I can assure you, however, that I was absolutely not ready for my son to say, “Mom, I don’t want my life anymore.”

This happened quickly. One day he was asking about adoption, and it feels like the next day he told me his mind was dark. He drew pictures of black and gray mazes with no exits and told me that he was trapped inside. He painted broken hearts and scenes where he and I were separated by brick walls that reached to the sky. He told me stories about eerie dirt roads and scared, crying babies. He put his hand over his heart and said, “Mom, my light is gone.”

(Side note: I did something painful to my rib while chopping an onion last week. I think I separated my rib from whatever it should be connected to. Whenever I breathe, it hurts. It hurts a lot. This feels entirely symbolic.)

I hid the knives and the scissors and the sharp crafting tools, totally recognizing the futility of these efforts. I talked to his school, told the neighbors and his sitter, making the easy decision to trade his privacy for his safety. We went back to the child-whispering psychotherapist and increased visits to the gifted art therapist who understands that my son processes best when creating.

I watched my son like a hawk. I set my alarm at middle-of-the-night intervals to check on him, he and his dad sat for long, calm hours gluing together model airplanes, and I bought paint and canvas and markers like a crazy art hoarder.

Sometimes – well, a lot, actually – in the middle of dinner or YouTube or making a flight simulator out of cardboard, my son would start crying.
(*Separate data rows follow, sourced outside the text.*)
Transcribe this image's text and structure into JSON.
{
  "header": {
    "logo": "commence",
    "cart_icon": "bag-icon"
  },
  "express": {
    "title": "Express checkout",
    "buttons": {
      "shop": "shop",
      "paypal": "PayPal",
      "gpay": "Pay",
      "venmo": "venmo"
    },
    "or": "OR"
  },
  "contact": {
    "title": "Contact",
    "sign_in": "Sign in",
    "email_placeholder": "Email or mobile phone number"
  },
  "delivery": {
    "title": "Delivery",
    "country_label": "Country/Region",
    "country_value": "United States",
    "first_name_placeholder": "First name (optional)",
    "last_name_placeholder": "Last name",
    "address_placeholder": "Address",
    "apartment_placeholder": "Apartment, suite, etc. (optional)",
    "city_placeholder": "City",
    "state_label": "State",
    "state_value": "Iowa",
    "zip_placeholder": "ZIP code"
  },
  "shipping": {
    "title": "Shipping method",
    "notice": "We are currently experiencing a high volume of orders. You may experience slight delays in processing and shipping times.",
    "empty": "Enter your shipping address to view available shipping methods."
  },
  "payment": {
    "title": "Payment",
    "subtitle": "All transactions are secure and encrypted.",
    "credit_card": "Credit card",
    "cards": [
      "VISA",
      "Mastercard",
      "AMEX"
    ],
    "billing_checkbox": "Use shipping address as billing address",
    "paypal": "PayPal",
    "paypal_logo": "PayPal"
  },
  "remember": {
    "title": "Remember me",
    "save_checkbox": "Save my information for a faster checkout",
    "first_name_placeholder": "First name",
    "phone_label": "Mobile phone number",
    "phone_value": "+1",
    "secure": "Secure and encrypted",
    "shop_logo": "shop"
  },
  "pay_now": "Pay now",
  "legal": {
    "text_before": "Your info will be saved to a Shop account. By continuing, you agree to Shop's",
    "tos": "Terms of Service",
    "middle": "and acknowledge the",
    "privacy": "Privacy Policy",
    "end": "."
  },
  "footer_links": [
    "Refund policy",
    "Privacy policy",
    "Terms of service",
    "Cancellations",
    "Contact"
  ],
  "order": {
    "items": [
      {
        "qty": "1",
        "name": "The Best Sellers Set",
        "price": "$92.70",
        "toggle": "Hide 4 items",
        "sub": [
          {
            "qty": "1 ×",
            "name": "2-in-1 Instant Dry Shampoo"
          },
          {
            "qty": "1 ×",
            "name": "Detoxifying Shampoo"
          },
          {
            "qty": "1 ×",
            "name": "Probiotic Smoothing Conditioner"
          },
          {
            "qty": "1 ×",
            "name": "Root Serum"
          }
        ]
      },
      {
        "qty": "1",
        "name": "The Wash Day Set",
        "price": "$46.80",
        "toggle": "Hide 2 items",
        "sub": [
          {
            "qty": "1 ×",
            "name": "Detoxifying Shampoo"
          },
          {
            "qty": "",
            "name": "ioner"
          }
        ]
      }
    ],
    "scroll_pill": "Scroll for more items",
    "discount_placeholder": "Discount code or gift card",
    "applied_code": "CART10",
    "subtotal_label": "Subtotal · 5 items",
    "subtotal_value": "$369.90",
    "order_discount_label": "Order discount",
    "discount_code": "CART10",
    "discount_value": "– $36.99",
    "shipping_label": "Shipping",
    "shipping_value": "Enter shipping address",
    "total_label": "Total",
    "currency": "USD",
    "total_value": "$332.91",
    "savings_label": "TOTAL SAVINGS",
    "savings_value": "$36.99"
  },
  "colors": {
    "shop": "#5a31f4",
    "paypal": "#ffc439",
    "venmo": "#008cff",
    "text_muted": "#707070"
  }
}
He would look up, find my eyes, and say, “Mom, my mind is dark. I’m in the maze, I can’t get out.” I would hug him, I would let him talk, I would do my very, very best not to speak in stupid clichés.

Over the past half a year, I looked at my bloodshot eyes in the hallway mirror more than once and pessimistically reminded myself that nothing in my life experience was adequate preparation for a suicidal ten year old. I questioned whether I was up for this, I questioned if I was doing enough, I questioned if I was actually doing anything at all.

Then – as quickly as it came, the darkness lifted. Somewhere in mid-November, my son felt better. He stated simply, and with no fanfare, “Mom, my light is back. I have enough now.” He smiled. And that was that.

I don’t know how my son found his way out of the maze. I don’t know if the dark mind is gone for good or if this is a temporary reprieve. I don’t even know where to keep the damn scissors anymore.

I don’t know anything at all except that it’s Christmas time. The sun isn’t up yet, it is perfectly still, and my leaning tree and burnt-out Christmas lights over the front window have never felt more perfect.